Terrain is composed of N^2 tiles and therefore (N+1)^2 vertices. Heights are set for vertices while textures are set for tiles. rmgen conveniently ignored this fact until the off-by-one error popped up visually when painting terrain based on height. See the left bank of the river which does not have the correct texture as the corner vertex has a height above the threshold even though the tile itself is clearly below it.
In rP10878, TILE_CENTERED_HEIGHT_MAP flag was added. What it essentially does is remove the last row and column of vertices. Since it now matches the number of tiles for size N, the height values were set for the tile. Upon export, the actual vertices grid was reconstructed by calculating the mean of the 4 surrounding tile centers for each vertex.

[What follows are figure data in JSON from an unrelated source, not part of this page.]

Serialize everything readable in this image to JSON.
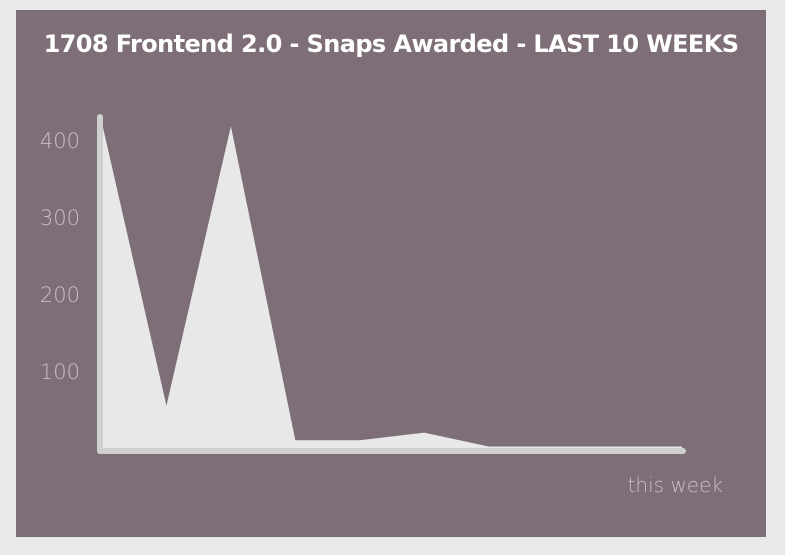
{
  "chart_data": {
    "type": "area",
    "title": "1708 Frontend 2.0 - Snaps Awarded - LAST 10 WEEKS",
    "xlabel": "this week",
    "ylabel": "",
    "y_ticks": [
      100,
      200,
      300,
      400
    ],
    "ylim": [
      0,
      430
    ],
    "x": [
      1,
      2,
      3,
      4,
      5,
      6,
      7,
      8,
      9,
      10
    ],
    "values": [
      422,
      55,
      418,
      10,
      10,
      20,
      2,
      2,
      2,
      2
    ],
    "grid": false,
    "colors": {
      "background": "#7e6e78",
      "area": "#e8e8e8",
      "axis": "#cfcfcf",
      "text": "#c9bfc5"
    }
  }
}
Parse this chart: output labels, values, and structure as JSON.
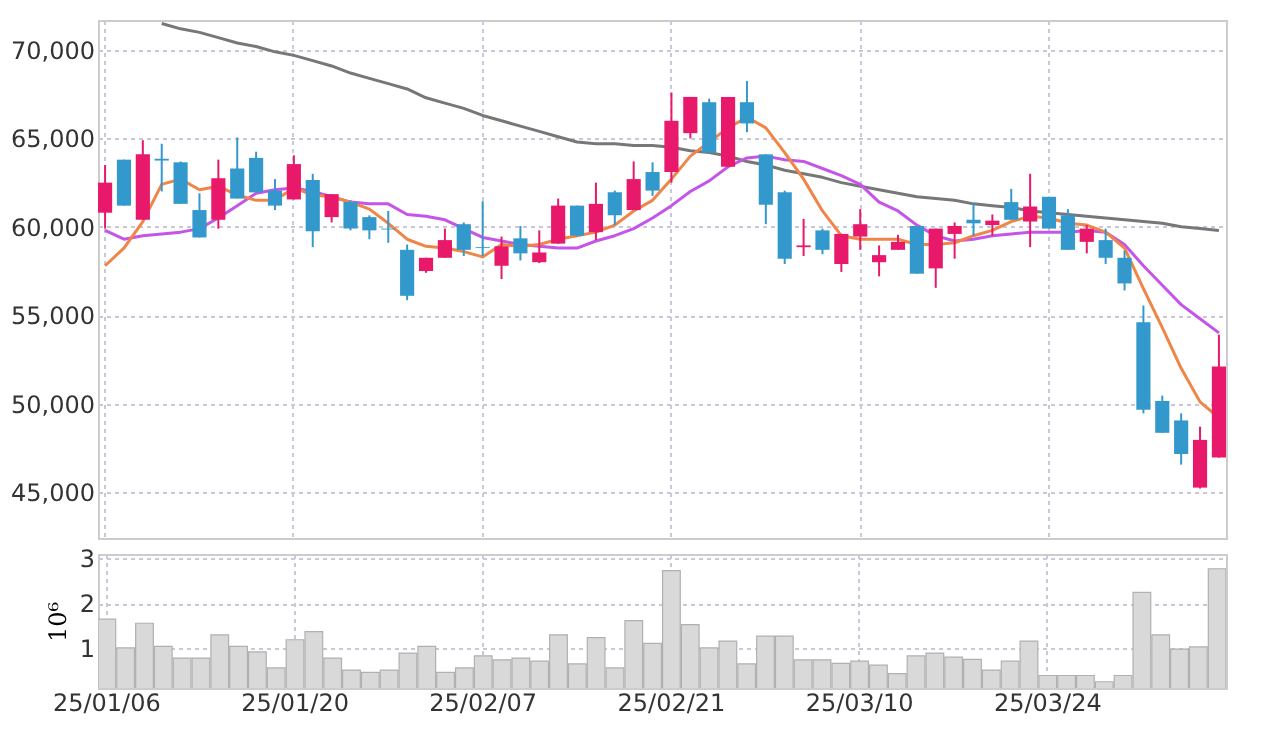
{
  "chart_data": [
    {
      "type": "candlestick",
      "categories": [
        null,
        null,
        null,
        null,
        null,
        null,
        null,
        null,
        null,
        null,
        null,
        null,
        null,
        null,
        null,
        null,
        null,
        null,
        null,
        null,
        null,
        null,
        null,
        null,
        null,
        null,
        null,
        null,
        null,
        null,
        null,
        null,
        null,
        null,
        null,
        null,
        null,
        null,
        null,
        null,
        null,
        null,
        null,
        null,
        null,
        null,
        null,
        null,
        null,
        null,
        null,
        null,
        null,
        null,
        null,
        null,
        null,
        null,
        null,
        null
      ],
      "ohlc": [
        [
          60800,
          63500,
          59900,
          62500
        ],
        [
          63800,
          63800,
          61200,
          61200
        ],
        [
          60400,
          64900,
          60400,
          64100
        ],
        [
          63850,
          64700,
          62000,
          63750
        ],
        [
          63650,
          63700,
          61300,
          61300
        ],
        [
          60950,
          61900,
          59400,
          59400
        ],
        [
          60400,
          63800,
          59900,
          62750
        ],
        [
          63300,
          65050,
          61600,
          61600
        ],
        [
          63900,
          64250,
          61950,
          61950
        ],
        [
          62050,
          62700,
          60950,
          61200
        ],
        [
          61550,
          64050,
          61550,
          63550
        ],
        [
          62650,
          63000,
          58850,
          59750
        ],
        [
          60550,
          61850,
          60250,
          61850
        ],
        [
          61400,
          61500,
          59800,
          59900
        ],
        [
          60550,
          60650,
          59300,
          59800
        ],
        [
          59900,
          60900,
          59100,
          59850
        ],
        [
          58700,
          59000,
          55850,
          56100
        ],
        [
          57500,
          58250,
          57400,
          58250
        ],
        [
          58250,
          59900,
          58250,
          59250
        ],
        [
          60150,
          60250,
          58350,
          58700
        ],
        [
          58850,
          61450,
          58350,
          58800
        ],
        [
          57800,
          59450,
          57050,
          58900
        ],
        [
          59350,
          60050,
          58100,
          58500
        ],
        [
          58000,
          59800,
          57950,
          58550
        ],
        [
          59050,
          61600,
          59050,
          61200
        ],
        [
          61200,
          61200,
          59450,
          59500
        ],
        [
          59700,
          62500,
          59250,
          61300
        ],
        [
          61950,
          62050,
          60100,
          60650
        ],
        [
          60950,
          63700,
          60950,
          62700
        ],
        [
          63100,
          63650,
          61750,
          62050
        ],
        [
          63100,
          67600,
          62500,
          66000
        ],
        [
          65300,
          67350,
          65000,
          67350
        ],
        [
          67050,
          67250,
          64200,
          64200
        ],
        [
          63400,
          67350,
          63400,
          67350
        ],
        [
          67050,
          68250,
          65350,
          65850
        ],
        [
          64100,
          64100,
          60150,
          61250
        ],
        [
          61950,
          62050,
          57900,
          58200
        ],
        [
          58850,
          60450,
          58350,
          58950
        ],
        [
          59800,
          59900,
          58450,
          58700
        ],
        [
          57900,
          59600,
          57450,
          59600
        ],
        [
          59450,
          61000,
          58700,
          60150
        ],
        [
          58000,
          58950,
          57200,
          58400
        ],
        [
          58700,
          59550,
          58700,
          59150
        ],
        [
          60050,
          60050,
          57350,
          57350
        ],
        [
          57650,
          59900,
          56550,
          59900
        ],
        [
          59600,
          60250,
          58200,
          60050
        ],
        [
          60400,
          61350,
          59500,
          60200
        ],
        [
          60100,
          60700,
          59500,
          60350
        ],
        [
          61400,
          62150,
          60400,
          60400
        ],
        [
          60300,
          63000,
          58850,
          61150
        ],
        [
          61700,
          61700,
          59900,
          59900
        ],
        [
          60650,
          61000,
          58700,
          58700
        ],
        [
          59150,
          60100,
          58500,
          59900
        ],
        [
          59250,
          59900,
          57900,
          58250
        ],
        [
          58250,
          58650,
          56400,
          56800
        ],
        [
          54600,
          55550,
          49450,
          49650
        ],
        [
          50150,
          50450,
          48350,
          48350
        ],
        [
          49050,
          49450,
          46550,
          47150
        ],
        [
          45250,
          48700,
          45200,
          47950
        ],
        [
          46950,
          53900,
          46950,
          52100
        ]
      ],
      "colors": [
        "#e8186a",
        "#3399cc",
        "#e8186a",
        "#3399cc",
        "#3399cc",
        "#3399cc",
        "#e8186a",
        "#3399cc",
        "#3399cc",
        "#3399cc",
        "#e8186a",
        "#3399cc",
        "#e8186a",
        "#3399cc",
        "#3399cc",
        "#3399cc",
        "#3399cc",
        "#e8186a",
        "#e8186a",
        "#3399cc",
        "#3399cc",
        "#e8186a",
        "#3399cc",
        "#e8186a",
        "#e8186a",
        "#3399cc",
        "#e8186a",
        "#3399cc",
        "#e8186a",
        "#3399cc",
        "#e8186a",
        "#e8186a",
        "#3399cc",
        "#e8186a",
        "#3399cc",
        "#3399cc",
        "#3399cc",
        "#e8186a",
        "#3399cc",
        "#e8186a",
        "#e8186a",
        "#e8186a",
        "#e8186a",
        "#3399cc",
        "#e8186a",
        "#e8186a",
        "#3399cc",
        "#e8186a",
        "#3399cc",
        "#e8186a",
        "#3399cc",
        "#3399cc",
        "#e8186a",
        "#3399cc",
        "#3399cc",
        "#3399cc",
        "#3399cc",
        "#3399cc",
        "#e8186a",
        "#e8186a"
      ],
      "series": [
        {
          "type": "line",
          "color": "#777777",
          "values": [
            null,
            null,
            null,
            71500,
            71200,
            71000,
            70700,
            70400,
            70200,
            69900,
            69700,
            69400,
            69100,
            68700,
            68400,
            68100,
            67800,
            67300,
            67000,
            66700,
            66300,
            66000,
            65700,
            65400,
            65100,
            64800,
            64700,
            64700,
            64600,
            64600,
            64500,
            64300,
            64200,
            64000,
            63700,
            63500,
            63200,
            63000,
            62800,
            62500,
            62300,
            62100,
            61900,
            61700,
            61600,
            61500,
            61300,
            61200,
            61100,
            60900,
            60800,
            60700,
            60600,
            60500,
            60400,
            60300,
            60200,
            60000,
            59900,
            59800
          ]
        },
        {
          "type": "line",
          "color": "#c455e8",
          "values": [
            59800,
            59300,
            59500,
            59600,
            59700,
            59900,
            60500,
            61200,
            61900,
            62100,
            62200,
            62000,
            61700,
            61400,
            61300,
            61300,
            60700,
            60600,
            60400,
            59900,
            59400,
            59200,
            59000,
            58900,
            58800,
            58800,
            59200,
            59500,
            59900,
            60500,
            61200,
            62000,
            62600,
            63400,
            63900,
            64000,
            63800,
            63700,
            63300,
            62900,
            62400,
            61400,
            60900,
            60100,
            59500,
            59200,
            59300,
            59500,
            59600,
            59700,
            59700,
            59700,
            59800,
            59700,
            59000,
            57800,
            56700,
            55600,
            54800,
            54000
          ]
        },
        {
          "type": "line",
          "color": "#f08548",
          "values": [
            57800,
            58800,
            60300,
            62400,
            62700,
            62100,
            62300,
            61800,
            61500,
            61500,
            62200,
            61800,
            61700,
            61400,
            61000,
            60200,
            59300,
            58900,
            58800,
            58600,
            58300,
            59000,
            58900,
            59000,
            59300,
            59500,
            59700,
            60100,
            60900,
            61500,
            62700,
            64000,
            64800,
            65600,
            66200,
            65600,
            64200,
            62700,
            60900,
            59500,
            59300,
            59300,
            59300,
            59000,
            59000,
            59100,
            59500,
            59800,
            60300,
            60600,
            60500,
            60200,
            60100,
            59700,
            58800,
            56500,
            54300,
            52000,
            50100,
            49200
          ]
        }
      ],
      "ylim": [
        42400,
        71700
      ],
      "yticks": [
        {
          "value": 45000,
          "label": "45,000"
        },
        {
          "value": 50000,
          "label": "50,000"
        },
        {
          "value": 55000,
          "label": "55,000"
        },
        {
          "value": 60000,
          "label": "60,000"
        },
        {
          "value": 65000,
          "label": "65,000"
        },
        {
          "value": 70000,
          "label": "70,000"
        }
      ],
      "grid": true,
      "tick_labels": "y"
    },
    {
      "type": "bar",
      "categories": [
        "25/01/06",
        null,
        null,
        null,
        null,
        null,
        null,
        null,
        null,
        null,
        "25/01/20",
        null,
        null,
        null,
        null,
        null,
        null,
        null,
        null,
        null,
        "25/02/07",
        null,
        null,
        null,
        null,
        null,
        null,
        null,
        null,
        null,
        "25/02/21",
        null,
        null,
        null,
        null,
        null,
        null,
        null,
        null,
        null,
        "25/03/10",
        null,
        null,
        null,
        null,
        null,
        null,
        null,
        null,
        null,
        "25/03/24",
        null,
        null,
        null,
        null,
        null,
        null,
        null,
        null,
        null
      ],
      "series": [
        {
          "color": "#d9d9d9",
          "values": [
            1.64,
            1.0,
            1.55,
            1.03,
            0.77,
            0.77,
            1.29,
            1.03,
            0.91,
            0.55,
            1.18,
            1.36,
            0.77,
            0.5,
            0.45,
            0.5,
            0.88,
            1.03,
            0.45,
            0.55,
            0.82,
            0.73,
            0.77,
            0.7,
            1.29,
            0.64,
            1.23,
            0.55,
            1.61,
            1.1,
            2.73,
            1.52,
            1.0,
            1.15,
            0.64,
            1.26,
            1.26,
            0.73,
            0.73,
            0.65,
            0.7,
            0.61,
            0.42,
            0.82,
            0.88,
            0.79,
            0.74,
            0.5,
            0.7,
            1.15,
            0.38,
            0.38,
            0.38,
            0.24,
            0.38,
            2.24,
            1.29,
            0.97,
            1.02,
            2.77
          ]
        }
      ],
      "ylabel": "10⁶",
      "ylim": [
        0.1,
        3.1
      ],
      "yticks": [
        1,
        2,
        3
      ],
      "grid": true
    }
  ]
}
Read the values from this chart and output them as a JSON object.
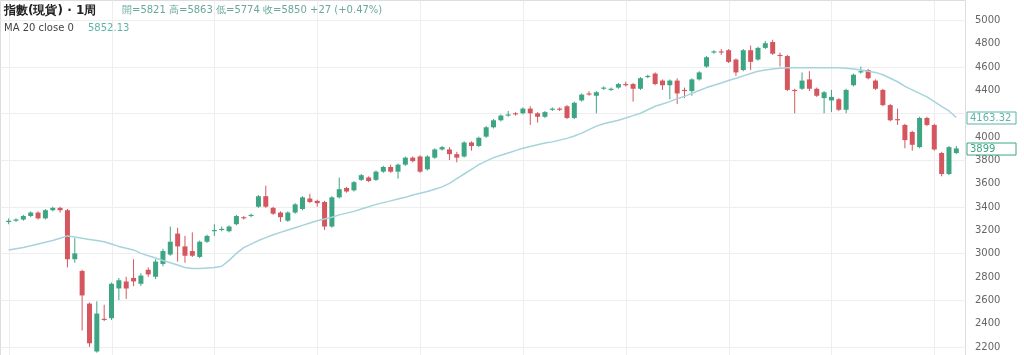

The final grid is now implicitly smoothed as well as a consequence. However, it does fix the height based painting error as there is no discrepancy between the texture coordinate and the height coordinate.
Unless someone spends time trying to figure out the reasoning for it and the way how it works, the flag is just magic. rP12641 added some dead code due to this, changing the flag after the heightmap array is initialized and subsequently changing it back before exporting the map is a no-op.
Generally speaking, there is really no use case where the vertex height will be relevant when painting, or identifying tiles. You would be always looking for the tile height. The tile height, aka the center height, is the mean of the four vertices it makes up. This makes sure that the texture on a tile takes into account the tile itself rather than one vertex.
This is done via the aforementioned flag, IMO, the other way around. Rather than interpolating the 4 vertices, its more reasonable to interpolate the center instead. This prevents the heightmap from being implicitly smoothed as well. Pyrenean Sierra works because of the fact that the exported grid is interpolated. If you remove the flag, the mountain range becomes extremely jagged.
I find no reason why direct control of the vertex heights shouldn't be present. Therefore, switching it the other way around is the better solution.
The complexity is that there are several maps relying on the behavior which have to be adapted.
This is an initial attempt. Alternatives welcomed. Who knows, maybe the right approach is tile based heights rather than vertex based heights, as AoE2 had.